Abstract

Data structures for non-volatile memories have to be designed such that they can be atomically modified using transactions. Existing atomicity methods require data to be copied in the critical path which significantly increases the latency of transactions. These overheads are further amplified for transactions on byte-addressable persistent memories where often the byte ranges modified for data structure updates are significantly smaller compared to the granularity at which data can be efficiently copied and logged. We propose Kamino-Tx that provides a new way to perform transactional updates on non-volatile byte-addressable memories (NVM) without requiring any copying of data in the critical path. Kamino-Tx maintains an additional copy of data off the critical path to achieve atomicity. But in doing so Kamino-Tx has to overcome two important challenges of safety and minimizing NVM storage overhead. We propose a more dynamic approach to maintaining the additional copy of data to reduce storage overheads.

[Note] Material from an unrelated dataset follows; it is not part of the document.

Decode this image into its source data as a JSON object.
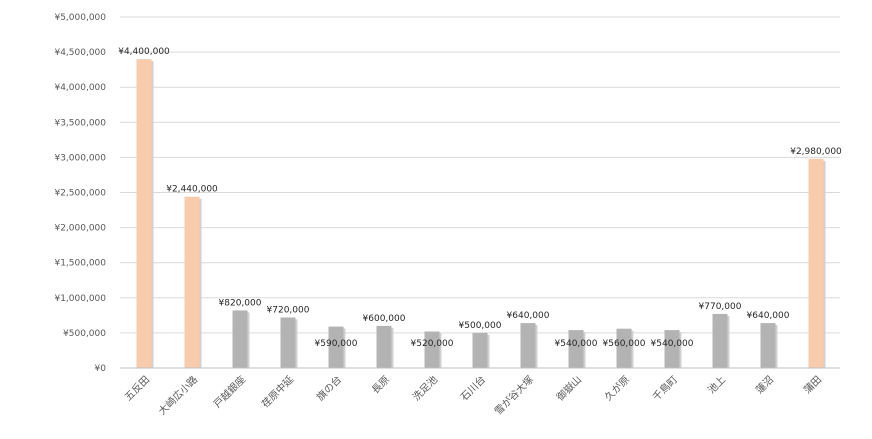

To further mitigate the storage overhead of using Kamino-Tx in a replicated setting, we develop Kamino-Tx-Chain, a variant of Chain Replication where replicas perform in-place updates and do not maintain data copies locally; replicas in Kamino-Tx-Chain leverage other replicas as copies to roll back or forward for atomicity. Our results show that using Kamino-Tx increases throughput by up to 9.5x for unreplicated systems and up to 2.2x for replicated settings.